Silexan Lavender Oil: The Oral Anxiolytic Hiding in Plain Sight
Silexan is a standardised oral lavender oil preparation (sold as Lasea) licensed as a medicine for generalised anxiety disorder and subthreshold anxiety in several European countries. Among herbal anxiolytics, it is unusual for having been tested head-to-head against an SSRI and a benzodiazepine in registration-grade randomised trials — and for having held up in both comparisons.
Head-to-Head Trial Data
The Kasper 2014 trial in the International Journal of Neuropsychopharmacology (PMID 24456909; DOI 10.1017/S1461145714000017) randomised 539 adults with generalised anxiety disorder (DSM-5, baseline HAM-A ≥ 18) to Silexan 160 mg/day, Silexan 80 mg/day, paroxetine 20 mg/day, or placebo for 10 weeks. Both Silexan doses produced significantly larger HAM-A reductions than placebo (p < 0.01); Silexan 160 mg/day reduced HAM-A by 14.1 ± 9.3 points versus 9.5 ± 9.0 with placebo and 11.3 ± 8.0 with paroxetine. Adverse-event rates with Silexan were comparable to placebo and lower than with paroxetine. The earlier Woelk & Schläfke 2010 trial in Phytomedicine (PMID 19962288; DOI 10.1016/j.phymed.2009.10.006) compared Silexan 80 mg/day to lorazepam 0.5 mg/day in GAD; HAM-A reductions were similar, with Silexan showing none of lorazepam’s sedation or dependency signals.
The Active Compounds
Silexan is roughly 36% linalool and 34% linalyl acetate — the two monoterpenes most consistently linked to lavender’s calming effects. It is steam-distilled from Lavandula angustifolia flowers under controlled conditions to fixed pharmacopoeial specifications. Generic lavender oil products vary widely in composition and cannot be assumed to reproduce Silexan’s trial outcomes.
Mechanism
Silexan inhibits voltage-dependent calcium channels in neurons and shows partial agonism at 5-HT1A receptors. Crucially, it does not act at GABA-A receptors, which is consistent with the absence of sedation, dependency, and withdrawal in trial data.
Practical Use
Typical dose is 80 mg once or twice daily, taken with or without food. Onset is usually around 2 weeks, with maximal effect by 6–8 weeks. The most common side effect is eructation with a lavender-like taste, in roughly 1–2% of patients. Available in the US as a supplement (e.g. Calm Aid) and in Europe as a licensed medicine (Lasea). Use in pregnancy is not recommended due to limited safety data; caution is advised in children. As with any anxiolytic, do not stop a prescribed SSRI to switch to Silexan without medical advice.
Sources
- Kasper S, et al. "Lavender oil preparation Silexan is effective in generalized anxiety disorder — a randomized, double-blind comparison to placebo and paroxetine." International Journal of Neuropsychopharmacology, 2014. PMID 24456909; DOI 10.1017/S1461145714000017.

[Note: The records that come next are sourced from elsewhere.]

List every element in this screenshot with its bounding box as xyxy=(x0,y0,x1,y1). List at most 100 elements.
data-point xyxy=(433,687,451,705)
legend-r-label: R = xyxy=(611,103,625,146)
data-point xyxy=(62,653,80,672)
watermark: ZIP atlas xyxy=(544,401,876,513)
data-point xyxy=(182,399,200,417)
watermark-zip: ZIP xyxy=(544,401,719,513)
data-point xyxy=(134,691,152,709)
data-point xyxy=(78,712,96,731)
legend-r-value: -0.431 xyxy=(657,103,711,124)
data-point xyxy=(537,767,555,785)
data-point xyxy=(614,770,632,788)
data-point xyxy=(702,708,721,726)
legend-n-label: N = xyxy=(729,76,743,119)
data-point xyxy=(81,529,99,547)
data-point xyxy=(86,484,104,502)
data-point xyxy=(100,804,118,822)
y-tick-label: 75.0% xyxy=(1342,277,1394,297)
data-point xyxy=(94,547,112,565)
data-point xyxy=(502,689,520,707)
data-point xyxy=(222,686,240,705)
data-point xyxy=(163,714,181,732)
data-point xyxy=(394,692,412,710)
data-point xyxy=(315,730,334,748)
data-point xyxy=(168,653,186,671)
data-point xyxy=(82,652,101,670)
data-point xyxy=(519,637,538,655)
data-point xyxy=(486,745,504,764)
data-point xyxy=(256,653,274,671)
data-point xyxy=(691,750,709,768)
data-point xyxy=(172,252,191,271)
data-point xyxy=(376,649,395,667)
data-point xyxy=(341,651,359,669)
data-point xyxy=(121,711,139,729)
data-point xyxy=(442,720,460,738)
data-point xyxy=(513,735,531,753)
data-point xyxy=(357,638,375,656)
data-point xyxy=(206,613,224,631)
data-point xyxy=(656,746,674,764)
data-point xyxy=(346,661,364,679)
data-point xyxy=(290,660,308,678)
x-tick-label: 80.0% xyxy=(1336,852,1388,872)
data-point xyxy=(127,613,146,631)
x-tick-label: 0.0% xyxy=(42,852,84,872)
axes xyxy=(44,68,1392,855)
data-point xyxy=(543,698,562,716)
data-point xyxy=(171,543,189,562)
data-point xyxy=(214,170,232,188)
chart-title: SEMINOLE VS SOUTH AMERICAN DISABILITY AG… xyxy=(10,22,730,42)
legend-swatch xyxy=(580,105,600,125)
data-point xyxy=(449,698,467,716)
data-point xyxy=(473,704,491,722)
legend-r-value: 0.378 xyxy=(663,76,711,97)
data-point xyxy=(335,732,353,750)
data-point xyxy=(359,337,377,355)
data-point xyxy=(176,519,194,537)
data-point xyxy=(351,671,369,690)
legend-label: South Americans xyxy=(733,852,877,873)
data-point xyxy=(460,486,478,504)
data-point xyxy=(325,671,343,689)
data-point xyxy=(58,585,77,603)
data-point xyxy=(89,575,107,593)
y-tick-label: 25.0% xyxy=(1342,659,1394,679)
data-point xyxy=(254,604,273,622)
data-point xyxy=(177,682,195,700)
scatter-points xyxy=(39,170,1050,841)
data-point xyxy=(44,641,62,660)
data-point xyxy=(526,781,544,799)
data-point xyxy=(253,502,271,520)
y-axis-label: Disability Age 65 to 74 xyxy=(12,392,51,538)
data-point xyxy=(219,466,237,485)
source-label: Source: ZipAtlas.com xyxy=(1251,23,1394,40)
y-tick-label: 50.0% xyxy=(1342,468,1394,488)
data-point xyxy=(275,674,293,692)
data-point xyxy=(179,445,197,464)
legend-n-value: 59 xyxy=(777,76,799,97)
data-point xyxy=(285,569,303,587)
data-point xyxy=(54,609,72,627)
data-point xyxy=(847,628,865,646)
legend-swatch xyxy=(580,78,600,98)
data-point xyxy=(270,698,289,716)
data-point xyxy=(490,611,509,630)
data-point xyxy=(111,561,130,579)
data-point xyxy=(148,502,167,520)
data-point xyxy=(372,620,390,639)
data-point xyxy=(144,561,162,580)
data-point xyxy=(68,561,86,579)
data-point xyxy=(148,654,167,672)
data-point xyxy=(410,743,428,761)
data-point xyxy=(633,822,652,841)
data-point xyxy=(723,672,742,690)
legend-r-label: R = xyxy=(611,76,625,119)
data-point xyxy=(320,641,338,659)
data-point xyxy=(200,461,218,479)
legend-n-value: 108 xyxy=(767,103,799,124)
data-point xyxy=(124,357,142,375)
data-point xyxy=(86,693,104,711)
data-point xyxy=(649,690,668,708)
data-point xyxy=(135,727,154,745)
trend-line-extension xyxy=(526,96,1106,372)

- Woelk H, Schläfke S. "A multi-center, double-blind, randomised study of the Lavender oil preparation Silexan in comparison to Lorazepam for generalized anxiety disorder." Phytomedicine, 2010. PMID 19962288; DOI 10.1016/j.phymed.2009.10.006.
- Kasper S, Volz HP. "Silexan in anxiety disorders: Clinical data and pharmacological background." World Journal of Biological Psychiatry, 2018. PMID 28741406; DOI 10.1080/15622975.2017.1331046.